The Cult Could Become a Church: On David Foster Wallace

I once dated a David Foster Wallace fanboy. You know who I mean: He’s white. He’s straight. He went to a small liberal arts college. He interrogates you on which DFW books you’ve read—the novels, or just the essays? He’s read Infinite Jest probably more than once. He thinks he has a unique take on the author’s work and the man’s life (and death).

My ex isn’t alone; DFW fanaticism swept the literary States in the early to mid-aughts. Prepare for the fans to be flamed (or the flames to be fanned): The End of the Tour (based on an account of Wallace’s Infinite Jest book tour) stars Jesse Eisenberg and Jason Segel and hits theaters on July 31. If you’ve never heard of this acclaimed author, treasure your last moments of innocence; then, read this primer at Vulture on DFW’s contested legacy.

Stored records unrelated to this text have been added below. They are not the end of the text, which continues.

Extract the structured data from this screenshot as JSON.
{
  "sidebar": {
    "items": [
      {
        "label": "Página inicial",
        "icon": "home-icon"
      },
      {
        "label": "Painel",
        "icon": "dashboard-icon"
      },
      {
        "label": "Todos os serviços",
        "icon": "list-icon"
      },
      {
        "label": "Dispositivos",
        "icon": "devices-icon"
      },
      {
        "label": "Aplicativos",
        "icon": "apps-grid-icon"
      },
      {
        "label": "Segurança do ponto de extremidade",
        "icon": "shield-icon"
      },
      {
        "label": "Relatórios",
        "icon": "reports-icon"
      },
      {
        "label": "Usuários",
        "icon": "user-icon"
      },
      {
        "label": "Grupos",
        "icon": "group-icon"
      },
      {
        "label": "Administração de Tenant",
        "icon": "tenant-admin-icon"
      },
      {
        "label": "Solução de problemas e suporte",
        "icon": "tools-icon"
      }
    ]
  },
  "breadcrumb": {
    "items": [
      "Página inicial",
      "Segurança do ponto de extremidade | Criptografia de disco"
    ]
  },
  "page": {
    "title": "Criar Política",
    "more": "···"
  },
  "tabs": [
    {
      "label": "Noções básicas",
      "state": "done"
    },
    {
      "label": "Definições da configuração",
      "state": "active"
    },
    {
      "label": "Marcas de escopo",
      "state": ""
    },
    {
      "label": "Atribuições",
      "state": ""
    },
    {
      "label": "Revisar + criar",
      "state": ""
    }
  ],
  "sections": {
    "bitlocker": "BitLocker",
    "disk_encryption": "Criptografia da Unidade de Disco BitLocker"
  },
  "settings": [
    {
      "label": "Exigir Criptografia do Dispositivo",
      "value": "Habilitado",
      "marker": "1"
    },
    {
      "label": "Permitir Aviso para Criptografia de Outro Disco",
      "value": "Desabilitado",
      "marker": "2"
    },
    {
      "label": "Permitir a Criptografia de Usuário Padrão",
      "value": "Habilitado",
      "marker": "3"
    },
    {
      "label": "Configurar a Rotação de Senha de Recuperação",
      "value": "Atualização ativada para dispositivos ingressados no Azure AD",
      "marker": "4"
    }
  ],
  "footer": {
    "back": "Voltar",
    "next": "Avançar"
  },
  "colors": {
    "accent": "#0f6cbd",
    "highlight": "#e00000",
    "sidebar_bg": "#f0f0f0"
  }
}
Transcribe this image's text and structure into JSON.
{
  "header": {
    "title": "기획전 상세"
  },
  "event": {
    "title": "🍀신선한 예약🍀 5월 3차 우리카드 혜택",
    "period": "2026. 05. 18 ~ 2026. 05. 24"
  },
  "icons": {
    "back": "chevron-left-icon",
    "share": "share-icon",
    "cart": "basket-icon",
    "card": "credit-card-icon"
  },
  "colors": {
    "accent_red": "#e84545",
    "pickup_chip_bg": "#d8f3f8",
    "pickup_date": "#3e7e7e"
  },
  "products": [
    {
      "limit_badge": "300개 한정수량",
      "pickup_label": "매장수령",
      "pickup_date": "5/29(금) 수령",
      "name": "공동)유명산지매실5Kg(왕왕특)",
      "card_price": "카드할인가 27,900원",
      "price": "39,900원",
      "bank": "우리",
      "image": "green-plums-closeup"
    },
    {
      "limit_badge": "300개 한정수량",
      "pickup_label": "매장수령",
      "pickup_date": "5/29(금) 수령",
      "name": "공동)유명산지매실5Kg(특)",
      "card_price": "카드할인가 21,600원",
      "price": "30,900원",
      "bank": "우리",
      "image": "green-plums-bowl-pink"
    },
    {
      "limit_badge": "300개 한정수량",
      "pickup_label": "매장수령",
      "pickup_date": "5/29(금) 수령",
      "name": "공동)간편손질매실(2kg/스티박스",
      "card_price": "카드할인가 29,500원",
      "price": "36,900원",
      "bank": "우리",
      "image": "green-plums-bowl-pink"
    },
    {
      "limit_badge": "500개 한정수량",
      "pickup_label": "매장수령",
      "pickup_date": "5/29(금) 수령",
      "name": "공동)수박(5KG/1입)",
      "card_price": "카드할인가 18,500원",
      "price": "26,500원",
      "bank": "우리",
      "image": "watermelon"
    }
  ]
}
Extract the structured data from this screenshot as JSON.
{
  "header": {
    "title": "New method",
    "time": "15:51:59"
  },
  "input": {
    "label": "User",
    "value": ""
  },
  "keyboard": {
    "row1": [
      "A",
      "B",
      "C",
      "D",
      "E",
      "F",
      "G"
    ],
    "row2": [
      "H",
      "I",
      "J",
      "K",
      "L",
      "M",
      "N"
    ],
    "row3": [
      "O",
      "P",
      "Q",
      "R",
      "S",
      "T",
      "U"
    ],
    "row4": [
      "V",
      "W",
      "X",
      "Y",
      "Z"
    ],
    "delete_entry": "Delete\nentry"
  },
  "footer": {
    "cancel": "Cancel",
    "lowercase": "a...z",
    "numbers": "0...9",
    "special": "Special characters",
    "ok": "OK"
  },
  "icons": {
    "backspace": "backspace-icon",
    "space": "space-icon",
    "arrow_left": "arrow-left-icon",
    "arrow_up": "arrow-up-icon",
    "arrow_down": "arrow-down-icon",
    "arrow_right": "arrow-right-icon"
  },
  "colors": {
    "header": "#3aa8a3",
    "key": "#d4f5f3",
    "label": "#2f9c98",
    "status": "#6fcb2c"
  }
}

David Foster Wallace has always been an unstable commodity. For two decades, the writer and his writings have been at the center of a cult with several branches. The first branch is other fiction writers, who also tend to be the most serious readers. This makes a certain obvious sense. ‘Infinite Jest’ is, on its face, the most daunting of novels; 1,079 pages, 96 of them endnotes; text in small type pointing you constantly to text in smaller type, necessitating multiple bookmarks; an immersion in two subcultures, junior tennis and addiction recovery; a time commitment to be measured in weeks, not days — two months for serious readers, Wallace thought…

The second branch are the magazine writers for whom his essays renewed the possibilities of a fast-aging New Journalism by clearing away Tom Wolfe’s cynicism and replacing it with a dazzling faux-amateur act.

The third are the academics; English professors hadn’t received the gift of fictional worlds so rich and susceptible to their hermeneutics since Nabokov, Beckett, or Joyce.

But before his suicide he compared his own fame only to that of a high-profile classical musician.